I realize this journey will be challenging and exciting, may involve changing some thinking on my part, and I can’t wait to grow alongside my peers! I have to confess, I’m also super excited that we are going to be exploring MATH! I have always enjoyed math, mostly because I’m a rule follower and as a kid I was taught to follow certain rules and I would get the right answers. I love getting the right answer!! Luckily, I’ve been involved in some amazing professional development both inside and outside of my school district which has taught me that there is actually more to math than just following rules, and working with students for 14 years has shown me there is definitely more to math than the “right” answers. The more I learn, the more intrigued I become about how interesting and mystical math really is. (yes, I realize this makes me a huge math dork, and I’m ok with that)

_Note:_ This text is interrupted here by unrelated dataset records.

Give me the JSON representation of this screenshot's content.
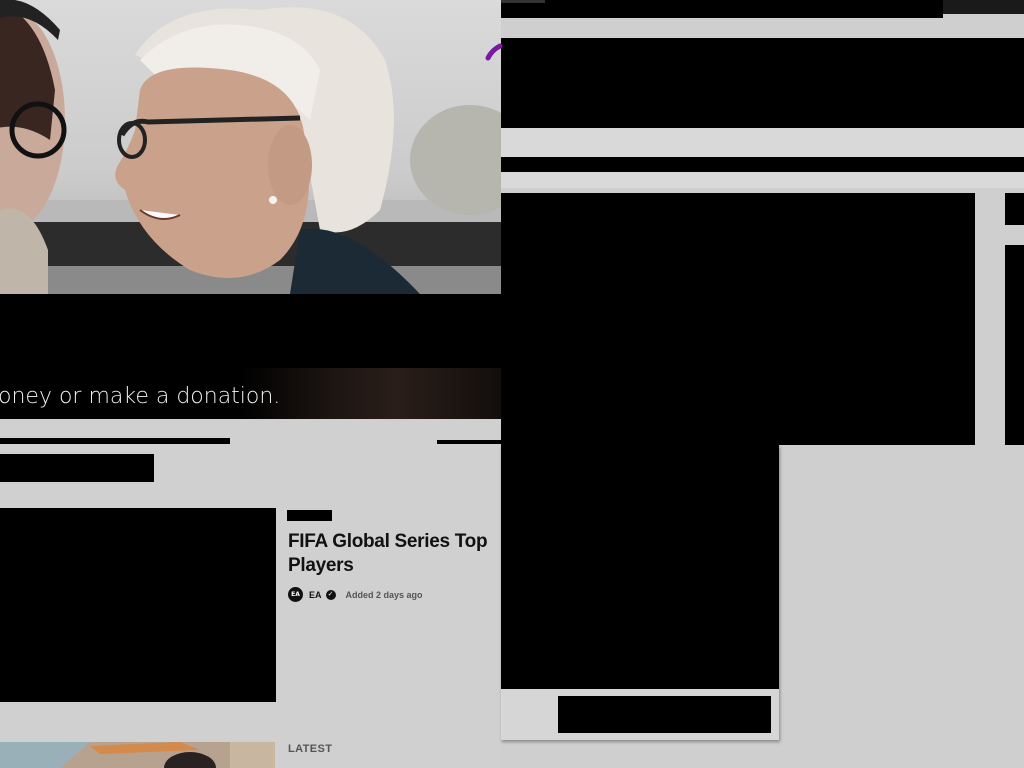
{
  "promo": {
    "text": "oney or make a donation."
  },
  "featured_article": {
    "title": "FIFA Global Series Top Players",
    "publisher": "EA",
    "publisher_logo_text": "EA",
    "verified_icon": "check-circle-icon",
    "added": "Added 2 days ago"
  },
  "latest": {
    "label": "LATEST"
  },
  "colors": {
    "page_background": "#cfcfcf",
    "redaction": "#000000",
    "promo_text": "#f2f2f2",
    "accent": "#7a1aa0"
  }
}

So, in conclusion, I would like to publicly declare my goal for this Math Rocks cohort. To Boldly Go, where no man has gone before in the name of Math…actually several people have gone before, but it’s my first time, and I love me some Star Trek. But I do plan to go boldly and realize there may be moments of discomfort and frustration but it will all be worth it in the end. I look forward to the enhancing, changing, and transforming of my own ideas and practices in the name of Math!